I don't have all the answers. But there's something wrong with how we're “fueling” athletes. They consume chocolate milk, pasta, pizza, fruit juice, energy chews, recovery drinks, Gatorade, etc. You might be asking what's wrong with this. We're shoveling hundreds of grams of cheap sugar and processed carbohydrates into athletes every day. Is this healthy? Do they really “burn” these calories off? Is this the best way to fuel their activity?

How can we continue kidding ourselves into believing that this is good nutrition? It's a disaster. It isn't quality, it's the cheapest option. We're kidding ourselves if we think a diet full of cheap, processed carbohydrates is good "fuel" for athletes. It's the easiest and cheapest option. (How convenient, I know). And then schools wonder why they fail. Too many easy choices never make things right. We're setting a bad example for young people to follow.

This all makes me question what we're doing. Maybe athletes don't need this insane amount of sugar. Just because athletes can eat crap for a few years doesn't mean they should.

There's no debating that athletes need a lot of food for energy. They practice, play games, and have school work to do. But do they need endless amounts of this so-called “fuel?” Unfortunately, we've chosen to provide quantity instead of quality.

On top of setting a bad example, we're also setting kids up to fail after graduation. Let's be honest-90% of athletes aren't playing professional sports. So, how do you think they're going to eat when they graduate? Is there diet magically going to switch from pizza and Gatorade to meat and vegetables? Obviously not.

But, you see, the real problem is that we-as an industry-just don't care. We say we do. We tell the cameras that we're here for the “student-athlete experience.” We share our love of helping young people. We say all the right things. And they sound wonderful. But we're full of hot air. These are lies.

People like to claim that the “student-athlete experience” is their motivation. They talk about developing students into mature adults. And they say they're driven to help young people. Is feeding students cheap sugar every day helping them? Do mature adults eat a breakfast of waffles, orange juice, and Frosted Flakes? Shouldn't we help them make the right choice, not the easy one?

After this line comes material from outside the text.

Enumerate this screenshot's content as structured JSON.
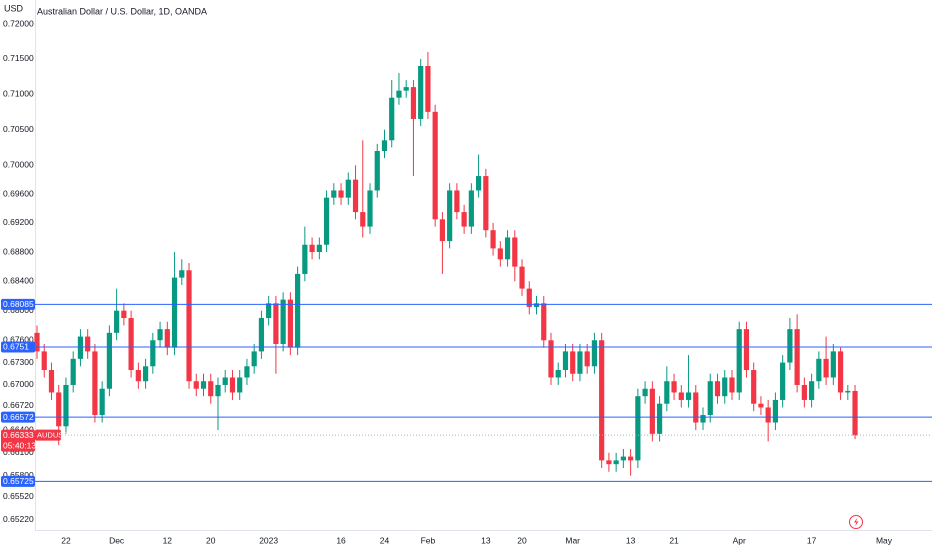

Actions speak louder than words. We can say we care about the student-athlete experience, but the only example you need is how we feed young people. Food is arguably the most important aspect of a quality life. Along with sleep, exercise, and stress management, food is on top of the list. If we are here to provide a good student-athlete experience, shouldn't high quality food be the focus?

Let's stop pretending to care. Start helping people. Teach them how to eat by providing good options. Don't make easy or convenient choices. Quality must run deep throughout any organization.

Nutrition makes a big difference in life. It affects our health, how we feel, and how we perform. But the way we "fuel" athletes is a total disaster. A dumpster fire, if you will.

Don't make easy and convenient choices; make the right ones. Choose quality over quantity. Help athletes develop good habits. Educate them on good food choices. Supply what's best, not what's easiest and cheapest.

Our job is not to give athletes what they want; it's to give them what they need. We're supposed to be the examples. We're here to help them, right? Remember the student-athlete experience we talked about earlier? This is how you provide a good one. Providing quality food options sets people up for a lifetime of success. Remember: these are young people we are leading. Take the sport out of the equation.

Start being the example you're supposed to be. And stop the madness. No more pizzas, pastas, Gatorades, and granola bars. Start with real food. It might take some effort and money. But that's okay. There's plenty of that to go around.